Generally, the early progression of climbing in the U.S. shadowed developments in Europe—the American Alpine Club was founded in 1902, in part born out of a growing awareness of mainstream mountaineering traditions as practiced in the Alps. Thus, by 1911, John Otto’s exploits and techniques were already obsolete; Europe’s climbers were taking to the rock in less impactful ways.

European mountaineers came to the U.S. (for instance the Stettner Brothers, Albert Ellingwood, Fritz Wiessner, Fred Beckey) and imported new skills and techniques that allowed climbers to ascend (and rappel!) hazardous, steep terrain.

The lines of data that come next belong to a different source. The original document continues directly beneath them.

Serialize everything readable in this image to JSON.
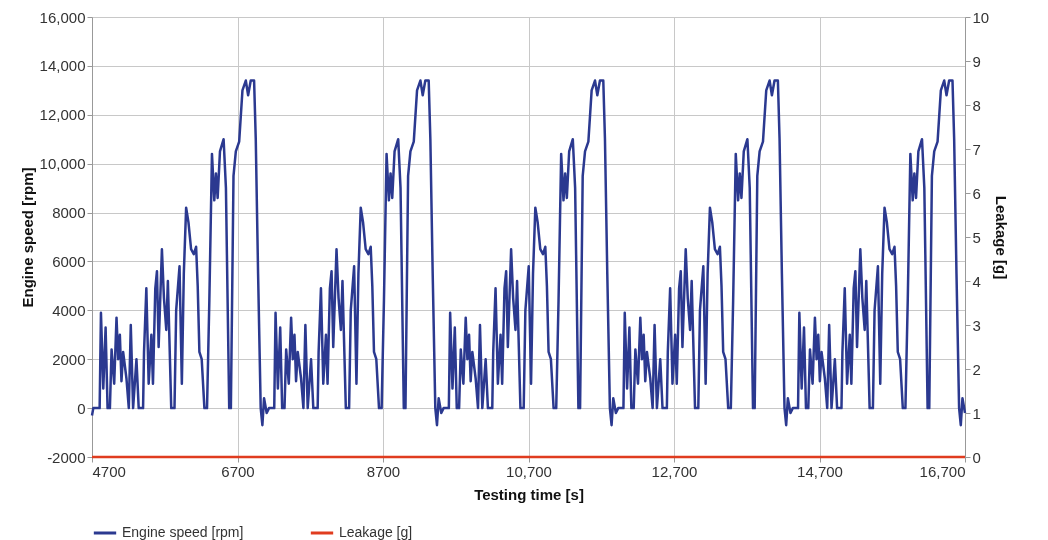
{
  "chart_data": {
    "type": "line",
    "xlabel": "Testing time [s]",
    "ylabel": "Engine speed [rpm]",
    "y2label": "Leakage [g]",
    "xlim": [
      4700,
      16700
    ],
    "xticks": [
      4700,
      6700,
      8700,
      {
        "value": 10700,
        "label": "10,700"
      },
      {
        "value": 12700,
        "label": "12,700"
      },
      {
        "value": 14700,
        "label": "14,700"
      },
      {
        "value": 16700,
        "label": "16,700"
      }
    ],
    "ylim": [
      -2000,
      16000
    ],
    "yticks": [
      -2000,
      0,
      2000,
      4000,
      6000,
      8000,
      {
        "value": 10000,
        "label": "10,000"
      },
      {
        "value": 12000,
        "label": "12,000"
      },
      {
        "value": 14000,
        "label": "14,000"
      },
      {
        "value": 16000,
        "label": "16,000"
      }
    ],
    "y2lim": [
      0,
      10
    ],
    "y2ticks": [
      0,
      1,
      2,
      3,
      4,
      5,
      6,
      7,
      8,
      9,
      10
    ],
    "grid": true,
    "legend": "bottom",
    "line_style": "solid",
    "marker": "none",
    "series": [
      {
        "name": "Engine speed [rpm]",
        "color": "#2b3990",
        "x": [
          4700,
          4718,
          4787,
          4805,
          4823,
          4855,
          4887,
          4914,
          4946,
          4969,
          5005,
          5037,
          5060,
          5083,
          5105,
          5128,
          5174,
          5206,
          5233,
          5265,
          5311,
          5342,
          5402,
          5415,
          5447,
          5479,
          5516,
          5538,
          5570,
          5593,
          5616,
          5661,
          5689,
          5721,
          5743,
          5789,
          5834,
          5857,
          5903,
          5935,
          5962,
          5994,
          6026,
          6062,
          6099,
          6131,
          6153,
          6176,
          6208,
          6245,
          6281,
          6313,
          6349,
          6381,
          6404,
          6427,
          6459,
          6509,
          6541,
          6586,
          6609,
          6645,
          6677,
          6723,
          6768,
          6814,
          6846,
          6882,
          6928,
          6951,
          6983,
          7019,
          7042,
          7065,
          7101,
          7133,
          7205,
          7223,
          7255,
          7287,
          7314,
          7346,
          7369,
          7405,
          7437,
          7460,
          7483,
          7505,
          7528,
          7574,
          7606,
          7633,
          7665,
          7711,
          7742,
          7802,
          7815,
          7847,
          7879,
          7916,
          7938,
          7970,
          7993,
          8016,
          8061,
          8089,
          8121,
          8143,
          8189,
          8234,
          8257,
          8303,
          8335,
          8362,
          8394,
          8426,
          8462,
          8499,
          8531,
          8553,
          8576,
          8608,
          8645,
          8681,
          8713,
          8749,
          8781,
          8804,
          8827,
          8859,
          8909,
          8941,
          8986,
          9009,
          9045,
          9077,
          9123,
          9168,
          9214,
          9246,
          9282,
          9328,
          9351,
          9383,
          9419,
          9442,
          9465,
          9501,
          9533,
          9605,
          9623,
          9655,
          9687,
          9714,
          9746,
          9769,
          9805,
          9837,
          9860,
          9883,
          9905,
          9928,
          9974,
          10006,
          10033,
          10065,
          10111,
          10142,
          10202,
          10215,
          10247,
          10279,
          10316,
          10338,
          10370,
          10393,
          10416,
          10461,
          10489,
          10521,
          10543,
          10589,
          10634,
          10657,
          10703,
          10735,
          10762,
          10794,
          10826,
          10862,
          10899,
          10931,
          10953,
          10976,
          11008,
          11045,
          11081,
          11113,
          11149,
          11181,
          11204,
          11227,
          11259,
          11309,
          11341,
          11386,
          11409,
          11445,
          11477,
          11523,
          11568,
          11614,
          11646,
          11682,
          11728,
          11751,
          11783,
          11819,
          11842,
          11865,
          11901,
          11933,
          12005,
          12023,
          12055,
          12087,
          12114,
          12146,
          12169,
          12205,
          12237,
          12260,
          12283,
          12305,
          12328,
          12374,
          12406,
          12433,
          12465,
          12511,
          12542,
          12602,
          12615,
          12647,
          12679,
          12716,
          12738,
          12770,
          12793,
          12816,
          12861,
          12889,
          12921,
          12943,
          12989,
          13034,
          13057,
          13103,
          13135,
          13162,
          13194,
          13226,
          13262,
          13299,
          13331,
          13353,
          13376,
          13408,
          13445,
          13481,
          13513,
          13549,
          13581,
          13604,
          13627,
          13659,
          13709,
          13741,
          13786,
          13809,
          13845,
          13877,
          13923,
          13968,
          14014,
          14046,
          14082,
          14128,
          14151,
          14183,
          14219,
          14242,
          14265,
          14301,
          14333,
          14405,
          14423,
          14455,
          14487,
          14514,
          14546,
          14569,
          14605,
          14637,
          14660,
          14683,
          14705,
          14728,
          14774,
          14806,
          14833,
          14865,
          14911,
          14942,
          15002,
          15015,
          15047,
          15079,
          15116,
          15138,
          15170,
          15193,
          15216,
          15261,
          15289,
          15321,
          15343,
          15389,
          15434,
          15457,
          15503,
          15535,
          15562,
          15594,
          15626,
          15662,
          15699,
          15731,
          15753,
          15776,
          15808,
          15845,
          15881,
          15913,
          15949,
          15981,
          16004,
          16027,
          16059,
          16109,
          16141,
          16186,
          16209,
          16245,
          16277,
          16323,
          16368,
          16414,
          16446,
          16482,
          16528,
          16551,
          16583,
          16619,
          16642,
          16665,
          16700
        ],
        "values": [
          -300,
          0,
          0,
          0,
          3900,
          800,
          3300,
          0,
          0,
          2400,
          1000,
          3700,
          2000,
          3000,
          1100,
          2300,
          1200,
          0,
          3400,
          0,
          2000,
          0,
          0,
          2300,
          4900,
          1000,
          3000,
          1000,
          4900,
          5600,
          2500,
          6500,
          4500,
          3200,
          5200,
          0,
          0,
          4000,
          5800,
          1000,
          5500,
          8200,
          7600,
          6500,
          6300,
          6600,
          5000,
          2300,
          2000,
          0,
          0,
          4400,
          10400,
          8500,
          9600,
          8600,
          10500,
          11000,
          9000,
          0,
          0,
          9500,
          10500,
          10900,
          13000,
          13400,
          12800,
          13400,
          13400,
          11000,
          5500,
          0,
          -700,
          400,
          -200,
          0,
          0,
          3900,
          800,
          3300,
          0,
          0,
          2400,
          1000,
          3700,
          2000,
          3000,
          1100,
          2300,
          1200,
          0,
          3400,
          0,
          2000,
          0,
          0,
          2300,
          4900,
          1000,
          3000,
          1000,
          4900,
          5600,
          2500,
          6500,
          4500,
          3200,
          5200,
          0,
          0,
          4000,
          5800,
          1000,
          5500,
          8200,
          7600,
          6500,
          6300,
          6600,
          5000,
          2300,
          2000,
          0,
          0,
          4400,
          10400,
          8500,
          9600,
          8600,
          10500,
          11000,
          9000,
          0,
          0,
          9500,
          10500,
          10900,
          13000,
          13400,
          12800,
          13400,
          13400,
          11000,
          5500,
          0,
          -700,
          400,
          -200,
          0,
          0,
          3900,
          800,
          3300,
          0,
          0,
          2400,
          1000,
          3700,
          2000,
          3000,
          1100,
          2300,
          1200,
          0,
          3400,
          0,
          2000,
          0,
          0,
          2300,
          4900,
          1000,
          3000,
          1000,
          4900,
          5600,
          2500,
          6500,
          4500,
          3200,
          5200,
          0,
          0,
          4000,
          5800,
          1000,
          5500,
          8200,
          7600,
          6500,
          6300,
          6600,
          5000,
          2300,
          2000,
          0,
          0,
          4400,
          10400,
          8500,
          9600,
          8600,
          10500,
          11000,
          9000,
          0,
          0,
          9500,
          10500,
          10900,
          13000,
          13400,
          12800,
          13400,
          13400,
          11000,
          5500,
          0,
          -700,
          400,
          -200,
          0,
          0,
          3900,
          800,
          3300,
          0,
          0,
          2400,
          1000,
          3700,
          2000,
          3000,
          1100,
          2300,
          1200,
          0,
          3400,
          0,
          2000,
          0,
          0,
          2300,
          4900,
          1000,
          3000,
          1000,
          4900,
          5600,
          2500,
          6500,
          4500,
          3200,
          5200,
          0,
          0,
          4000,
          5800,
          1000,
          5500,
          8200,
          7600,
          6500,
          6300,
          6600,
          5000,
          2300,
          2000,
          0,
          0,
          4400,
          10400,
          8500,
          9600,
          8600,
          10500,
          11000,
          9000,
          0,
          0,
          9500,
          10500,
          10900,
          13000,
          13400,
          12800,
          13400,
          13400,
          11000,
          5500,
          0,
          -700,
          400,
          -200,
          0,
          0,
          3900,
          800,
          3300,
          0,
          0,
          2400,
          1000,
          3700,
          2000,
          3000,
          1100,
          2300,
          1200,
          0,
          3400,
          0,
          2000,
          0,
          0,
          2300,
          4900,
          1000,
          3000,
          1000,
          4900,
          5600,
          2500,
          6500,
          4500,
          3200,
          5200,
          0,
          0,
          4000,
          5800,
          1000,
          5500,
          8200,
          7600,
          6500,
          6300,
          6600,
          5000,
          2300,
          2000,
          0,
          0,
          4400,
          10400,
          8500,
          9600,
          8600,
          10500,
          11000,
          9000,
          0,
          0,
          9500,
          10500,
          10900,
          13000,
          13400,
          12800,
          13400,
          13400,
          11000,
          5500,
          0,
          -700,
          400,
          -200
        ]
      },
      {
        "name": "Leakage [g]",
        "color": "#e03c1f",
        "axis": "y2",
        "x": [
          4700,
          16700
        ],
        "values": [
          0,
          0
        ]
      }
    ]
  }
}
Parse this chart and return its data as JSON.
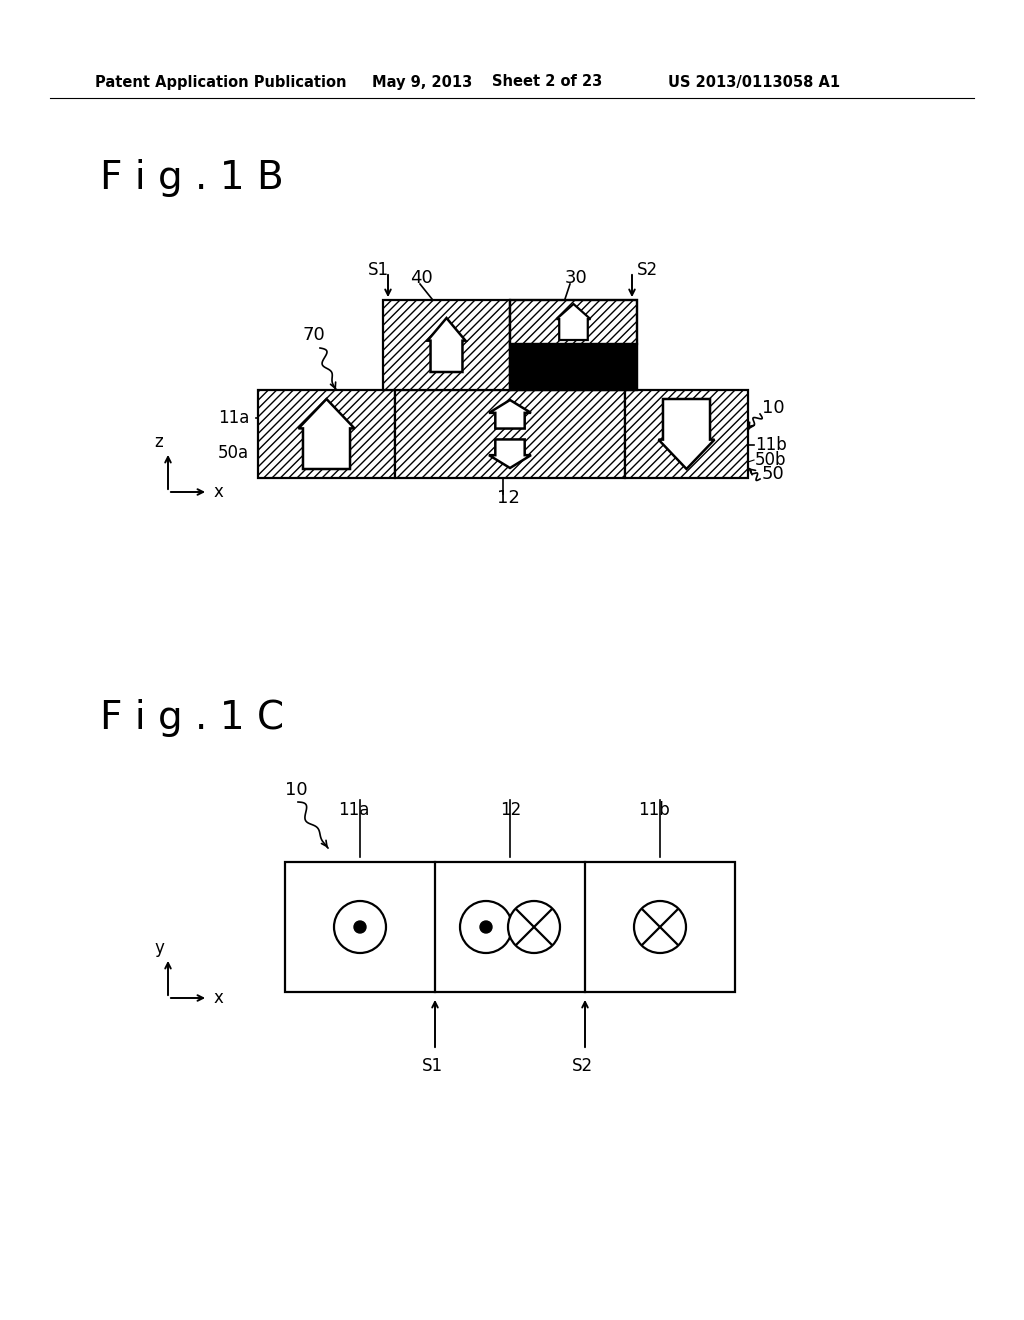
{
  "bg_color": "#ffffff",
  "header_text": "Patent Application Publication",
  "header_date": "May 9, 2013",
  "header_sheet": "Sheet 2 of 23",
  "header_patent": "US 2013/0113058 A1",
  "fig1b_title": "F i g . 1 B",
  "fig1c_title": "F i g . 1 C"
}
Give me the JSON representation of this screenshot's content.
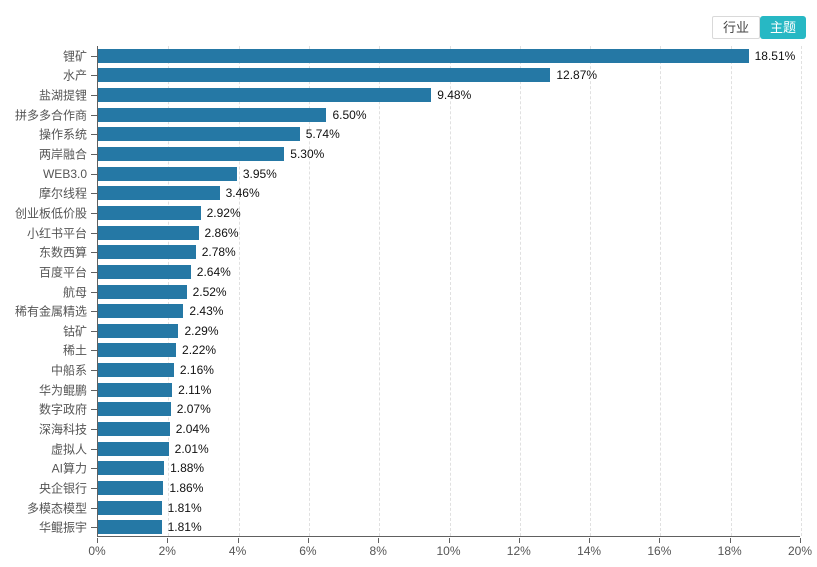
{
  "toggle": {
    "industry_label": "行业",
    "theme_label": "主题",
    "active": "主题",
    "active_bg": "#27b8c4"
  },
  "chart_data": {
    "type": "bar",
    "orientation": "horizontal",
    "title": "",
    "xlabel": "",
    "ylabel": "",
    "categories": [
      "锂矿",
      "水产",
      "盐湖提锂",
      "拼多多合作商",
      "操作系统",
      "两岸融合",
      "WEB3.0",
      "摩尔线程",
      "创业板低价股",
      "小红书平台",
      "东数西算",
      "百度平台",
      "航母",
      "稀有金属精选",
      "钴矿",
      "稀土",
      "中船系",
      "华为鲲鹏",
      "数字政府",
      "深海科技",
      "虚拟人",
      "AI算力",
      "央企银行",
      "多模态模型",
      "华鲲振宇"
    ],
    "values": [
      18.51,
      12.87,
      9.48,
      6.5,
      5.74,
      5.3,
      3.95,
      3.46,
      2.92,
      2.86,
      2.78,
      2.64,
      2.52,
      2.43,
      2.29,
      2.22,
      2.16,
      2.11,
      2.07,
      2.04,
      2.01,
      1.88,
      1.86,
      1.81,
      1.81
    ],
    "value_labels": [
      "18.51%",
      "12.87%",
      "9.48%",
      "6.50%",
      "5.74%",
      "5.30%",
      "3.95%",
      "3.46%",
      "2.92%",
      "2.86%",
      "2.78%",
      "2.64%",
      "2.52%",
      "2.43%",
      "2.29%",
      "2.22%",
      "2.16%",
      "2.11%",
      "2.07%",
      "2.04%",
      "2.01%",
      "1.88%",
      "1.86%",
      "1.81%",
      "1.81%"
    ],
    "x_axis_ticks": [
      "0%",
      "2%",
      "4%",
      "6%",
      "8%",
      "10%",
      "12%",
      "14%",
      "16%",
      "18%",
      "20%"
    ],
    "xlim": [
      0,
      20
    ],
    "grid": "vertical-dashed",
    "legend": "none",
    "bar_color": "#2578a5"
  }
}
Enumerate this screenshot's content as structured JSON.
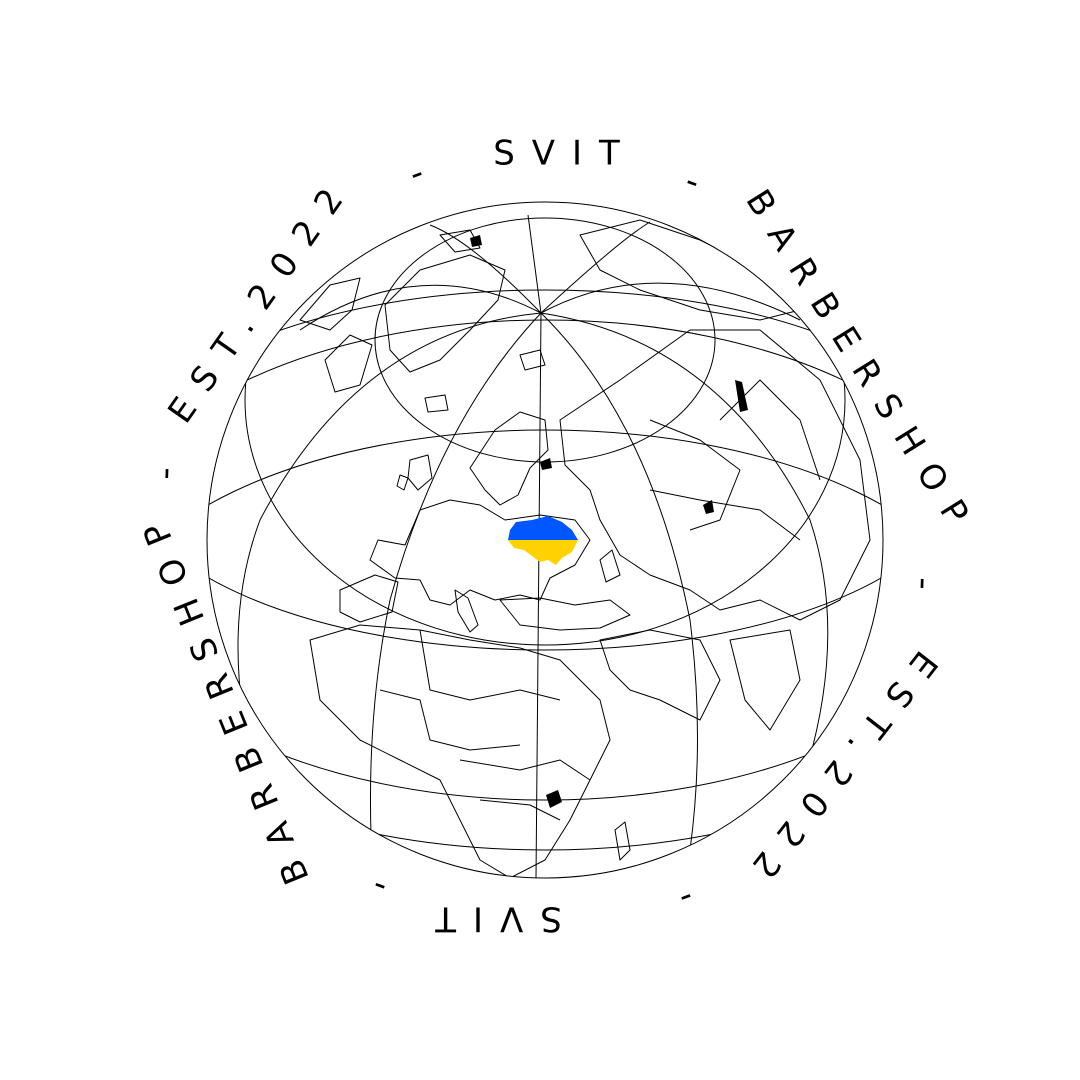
{
  "ring": {
    "segments": [
      {
        "text": "SVIT",
        "angle": 0
      },
      {
        "text": "-",
        "angle": 30
      },
      {
        "text": "BARBERSHOP",
        "angle": 60
      },
      {
        "text": "-",
        "angle": 110
      },
      {
        "text": "EST.2022",
        "angle": 145
      },
      {
        "text": "-",
        "angle": 210
      },
      {
        "text": "SVIT",
        "angle": 180
      },
      {
        "text": "-",
        "angle": 150
      },
      {
        "text": "BARBERSHOP",
        "angle": 240
      },
      {
        "text": "-",
        "angle": 290
      },
      {
        "text": "EST.2022",
        "angle": 325
      },
      {
        "text": "-",
        "angle": 330
      }
    ]
  },
  "colors": {
    "ink": "#000000",
    "background": "#ffffff",
    "flag_top": "#0057FF",
    "flag_bottom": "#FFD200"
  },
  "icons": {
    "globe": "globe-icon",
    "flag": "ukraine-flag-map-icon"
  }
}
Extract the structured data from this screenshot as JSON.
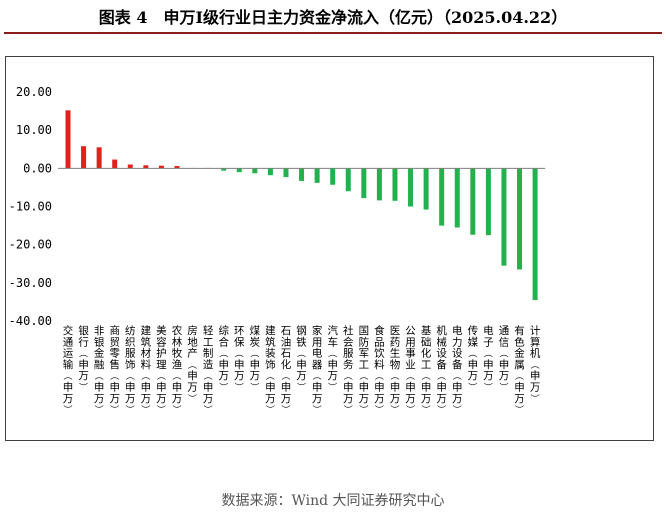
{
  "figure": {
    "title": "图表 4　申万Ⅰ级行业日主力资金净流入（亿元）（2025.04.22）",
    "source": "数据来源：Wind 大同证券研究中心"
  },
  "colors": {
    "positive": "#e3211c",
    "negative": "#22b14c",
    "axis": "#7f7f7f",
    "title_rule": "#8b1c1c"
  },
  "chart_data": {
    "type": "bar",
    "title": "",
    "xlabel": "",
    "ylabel": "",
    "ylim": [
      -40,
      20
    ],
    "yticks": [
      20,
      10,
      0,
      -10,
      -20,
      -30,
      -40
    ],
    "ytick_labels": [
      "20.00",
      "10.00",
      "0.00",
      "-10.00",
      "-20.00",
      "-30.00",
      "-40.00"
    ],
    "grid": false,
    "legend": "none",
    "categories": [
      "交通运输(申万)",
      "银行(申万)",
      "非银金融(申万)",
      "商贸零售(申万)",
      "纺织服饰(申万)",
      "建筑材料(申万)",
      "美容护理(申万)",
      "农林牧渔(申万)",
      "房地产(申万)",
      "轻工制造(申万)",
      "综合(申万)",
      "环保(申万)",
      "煤炭(申万)",
      "建筑装饰(申万)",
      "石油石化(申万)",
      "钢铁(申万)",
      "家用电器(申万)",
      "汽车(申万)",
      "社会服务(申万)",
      "国防军工(申万)",
      "食品饮料(申万)",
      "医药生物(申万)",
      "公用事业(申万)",
      "基础化工(申万)",
      "机械设备(申万)",
      "电力设备(申万)",
      "传媒(申万)",
      "电子(申万)",
      "通信(申万)",
      "有色金属(申万)",
      "计算机(申万)"
    ],
    "values": [
      15.2,
      5.8,
      5.5,
      2.3,
      1.0,
      0.8,
      0.7,
      0.6,
      0.1,
      0.1,
      -0.6,
      -1.0,
      -1.3,
      -1.8,
      -2.3,
      -3.3,
      -3.8,
      -4.3,
      -6.0,
      -7.8,
      -8.4,
      -8.5,
      -10.0,
      -10.8,
      -15.0,
      -15.5,
      -17.4,
      -17.5,
      -25.5,
      -26.5,
      -34.5
    ]
  }
}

Ellingwood mentored Colorado Springs-based Robert Ormes, who during the 1930s was emboldened to try out his mountaineering skills on an enticing, unclimbed volcanic plug in New Mexico: Shiprock.

Shiprock appears to be a mountain, yet up close its rounded, massive bulk reveals a maze of vertical cliffs intertwined every which way. During an attempt in 1937, Ormes took a leader fall, pulling one piton out of the rock, and bending a second, which caught his fall. Neither he nor the person paying out the rope (who, guessing what was about to happen, grabbed the rope and wrapped it around his arm) were attached to the cliff with anything else. Ormes never returned.